Sometimes, and more commonly of late, we find that our heroes are not so pure and the dark one isn't so dark. They are, the both of them, relatable and disturbing. This leads to a moving resolution as the tension of the climax abates. We are relieved, but saddened. This is often the case with heroic fantasy, sword and sorcery, and grimdark. I find this to be less satisfying in the primitive manner of high fantasy except to the degree that the characters move closer to the extremes of the good/evil scale. In such works the writer's prose needs to be very sharp to carry the story. Of course, there are plenty of people who enjoy violence and grit for the sake of violence.


In soap operas such as A Song of Ice and Fire we find characters that range from the realistic to ridiculous.

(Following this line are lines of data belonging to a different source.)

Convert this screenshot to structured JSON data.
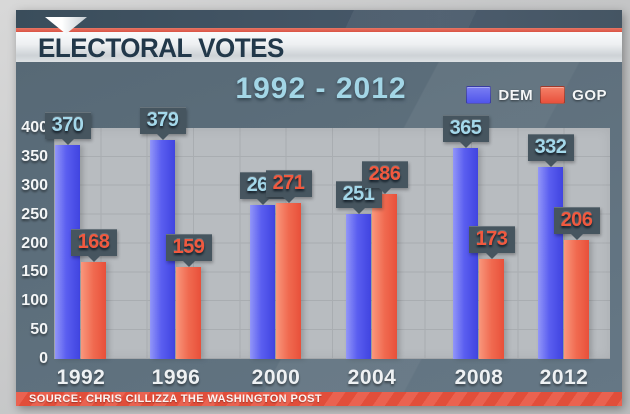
{
  "header": {
    "title": "ELECTORAL VOTES"
  },
  "subtitle": "1992 - 2012",
  "source": "SOURCE: CHRIS CILLIZZA THE WASHINGTON POST",
  "colors": {
    "dem": "#5055ea",
    "gop": "#e8503c",
    "banner_accent_red": "#d95445",
    "banner_dark_slate": "#415361",
    "chart_background": "#5d6f7c",
    "plot_background": "#b8bcc0",
    "dem_label_text": "#a4d8ea",
    "gop_label_text": "#f0593f",
    "subtitle_text": "#a3d6e6"
  },
  "chart_data": {
    "type": "bar",
    "title": "ELECTORAL VOTES",
    "subtitle": "1992 - 2012",
    "categories": [
      "1992",
      "1996",
      "2000",
      "2004",
      "2008",
      "2012"
    ],
    "series": [
      {
        "name": "DEM",
        "color": "#5055ea",
        "values": [
          370,
          379,
          266,
          251,
          365,
          332
        ]
      },
      {
        "name": "GOP",
        "color": "#e8503c",
        "values": [
          168,
          159,
          271,
          286,
          173,
          206
        ]
      }
    ],
    "xlabel": "",
    "ylabel": "",
    "ylim": [
      0,
      400
    ],
    "ytick_step": 50,
    "grid": true,
    "legend_position": "top-right",
    "value_labels": true,
    "source": "SOURCE: CHRIS CILLIZZA THE WASHINGTON POST"
  }
}
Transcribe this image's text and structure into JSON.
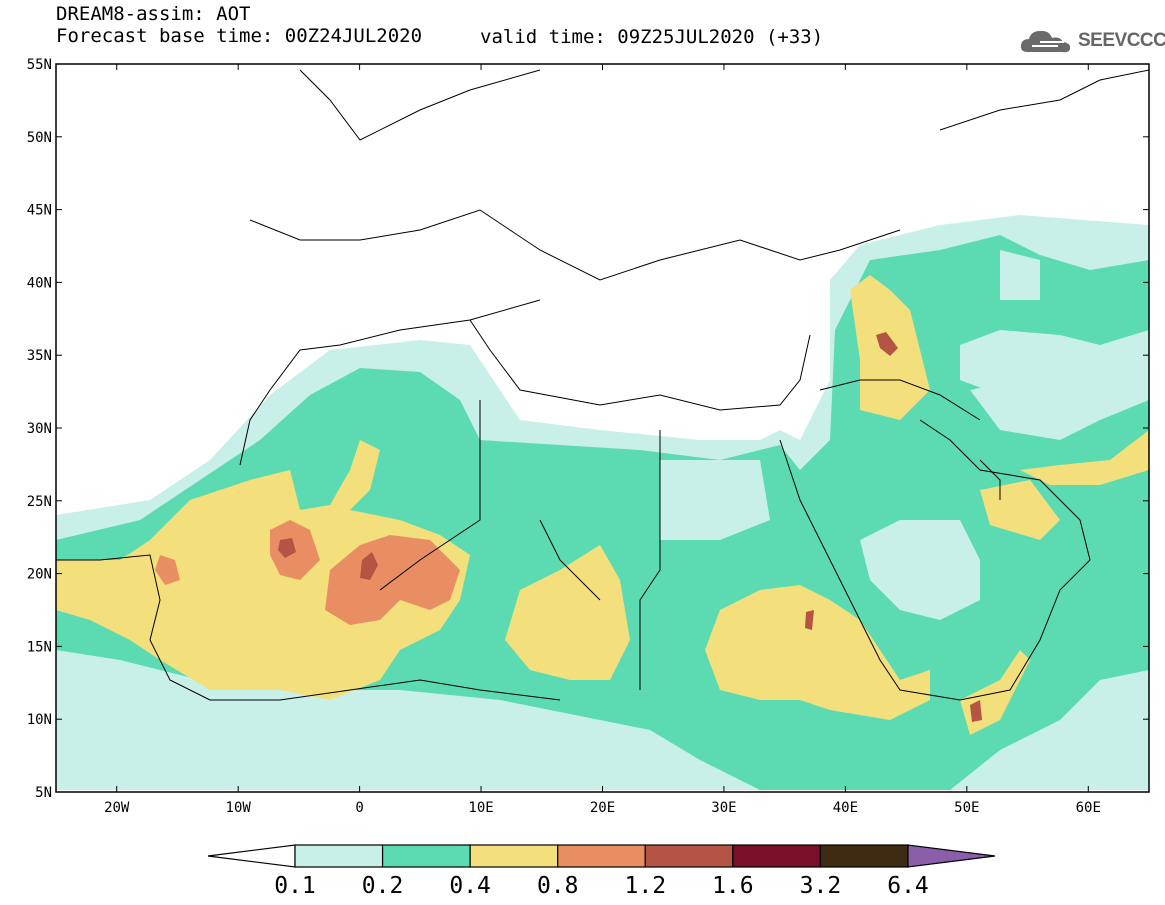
{
  "header": {
    "line1": "DREAM8-assim: AOT",
    "line2": "Forecast base time: 00Z24JUL2020",
    "valid": "valid time: 09Z25JUL2020 (+33)"
  },
  "logo": {
    "text": "SEEVCCC",
    "icon": "cloud-icon"
  },
  "axes": {
    "lat_ticks": [
      "5N",
      "10N",
      "15N",
      "20N",
      "25N",
      "30N",
      "35N",
      "40N",
      "45N",
      "50N",
      "55N"
    ],
    "lon_ticks": [
      "20W",
      "10W",
      "0",
      "10E",
      "20E",
      "30E",
      "40E",
      "50E",
      "60E"
    ],
    "lon_range": [
      -25,
      65
    ],
    "lat_range": [
      5,
      55
    ]
  },
  "colorbar": {
    "labels": [
      "0.1",
      "0.2",
      "0.4",
      "0.8",
      "1.2",
      "1.6",
      "3.2",
      "6.4"
    ],
    "colors": {
      "below": "#ffffff",
      "bins": [
        "#c8f0e8",
        "#5cdbb2",
        "#f3e07c",
        "#e98e62",
        "#b35444",
        "#7a0f2a",
        "#3f2a12"
      ],
      "above": "#8a5ea8"
    }
  },
  "map_layers": {
    "bins": [
      "0.1-0.2",
      "0.2-0.4",
      "0.4-0.8",
      "0.8-1.2",
      "1.2-1.6"
    ],
    "colors": [
      "#c8f0e8",
      "#5cdbb2",
      "#f3e07c",
      "#e98e62",
      "#b35444"
    ]
  }
}
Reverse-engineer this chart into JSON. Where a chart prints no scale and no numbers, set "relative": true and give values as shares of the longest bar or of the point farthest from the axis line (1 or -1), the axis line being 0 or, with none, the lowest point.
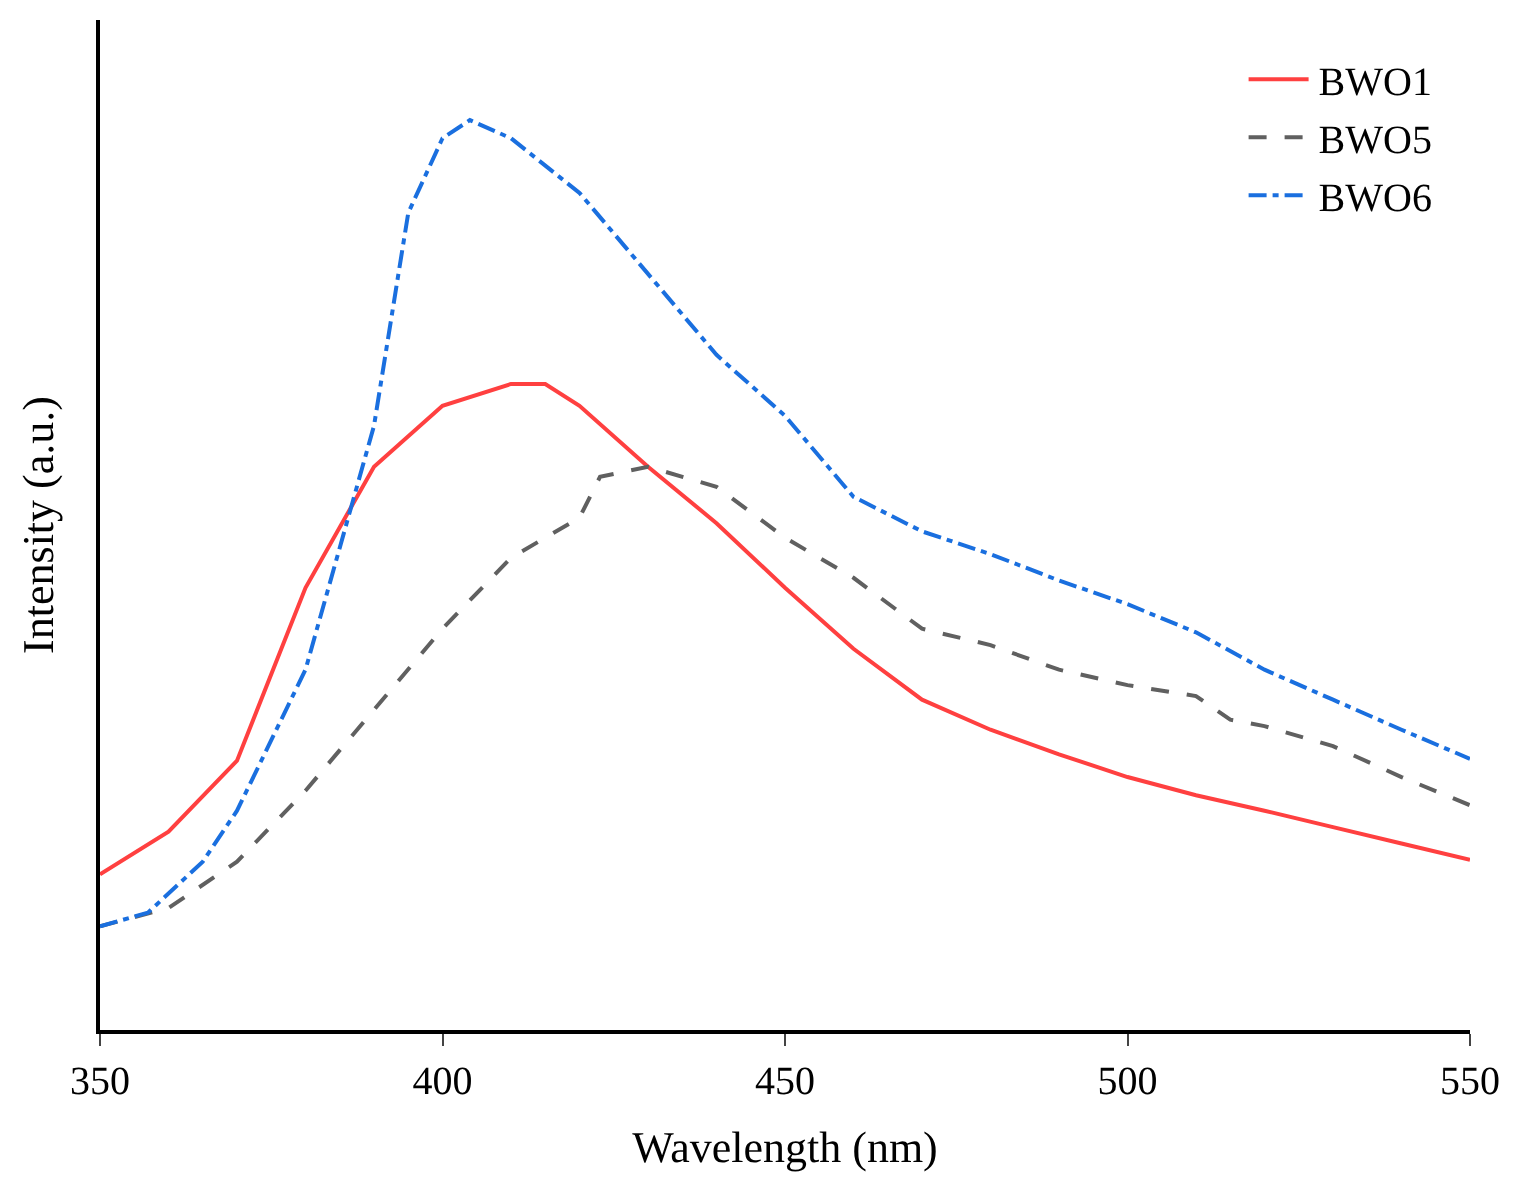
{
  "chart_data": {
    "type": "line",
    "relative": true,
    "xlabel": "Wavelength (nm)",
    "ylabel": "Intensity (a.u.)",
    "xlim": [
      350,
      550
    ],
    "xticks": [
      350,
      400,
      450,
      500,
      550
    ],
    "legend": "top right",
    "marker": "none",
    "series": [
      {
        "name": "BWO1",
        "color": "#ff4040",
        "line_style": "solid",
        "x": [
          350,
          360,
          370,
          380,
          390,
          400,
          410,
          415,
          420,
          430,
          440,
          450,
          460,
          470,
          480,
          490,
          500,
          510,
          520,
          530,
          540,
          550
        ],
        "values": [
          0.171,
          0.218,
          0.296,
          0.486,
          0.619,
          0.686,
          0.71,
          0.71,
          0.686,
          0.619,
          0.557,
          0.486,
          0.419,
          0.363,
          0.33,
          0.303,
          0.278,
          0.258,
          0.241,
          0.223,
          0.205,
          0.187
        ]
      },
      {
        "name": "BWO5",
        "color": "#606060",
        "line_style": "dashed",
        "x": [
          350,
          360,
          370,
          380,
          390,
          400,
          410,
          420,
          423,
          430,
          440,
          450,
          460,
          470,
          480,
          490,
          500,
          510,
          515,
          520,
          530,
          540,
          550
        ],
        "values": [
          0.114,
          0.134,
          0.185,
          0.263,
          0.352,
          0.441,
          0.519,
          0.563,
          0.608,
          0.619,
          0.597,
          0.541,
          0.497,
          0.441,
          0.423,
          0.396,
          0.379,
          0.367,
          0.341,
          0.334,
          0.312,
          0.278,
          0.247
        ]
      },
      {
        "name": "BWO6",
        "color": "#1a6fdf",
        "line_style": "dashdot",
        "x": [
          350,
          357,
          365,
          370,
          380,
          390,
          395,
          400,
          404,
          410,
          420,
          430,
          440,
          450,
          460,
          470,
          480,
          490,
          500,
          510,
          520,
          530,
          540,
          550
        ],
        "values": [
          0.114,
          0.129,
          0.185,
          0.241,
          0.396,
          0.664,
          0.898,
          0.98,
          1.0,
          0.98,
          0.92,
          0.831,
          0.742,
          0.675,
          0.586,
          0.548,
          0.523,
          0.494,
          0.468,
          0.437,
          0.396,
          0.363,
          0.33,
          0.298
        ]
      }
    ]
  }
}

This panoply of personality types, sprinkled with just enough dragons and magic to make it fantasy (and therefore allow for a distancing veil), coupled with keen prose, is, what I suspect, makes the story so gratifying to such a broad range of people. But, it is just a Soap Opera. There are no grand ideals, no deep revelations, no cracking of the marrow of the human experience, which is another reason it is popular entertainment.


  In truly atrocious works of fantasy, the characters are merely caricatures that trade on the familiarity of their derivations. So powerful is the sense of the familiar that people will turn to them again and again no matter how bad, no matter how repetitive the story becomes (Drizzt Do' Urden). Faust is a fantasy of high and low order. It explores, like any epic fantasy, the various levels of society. It does so with an eye to human nature that most, but not all fantasy, lacks.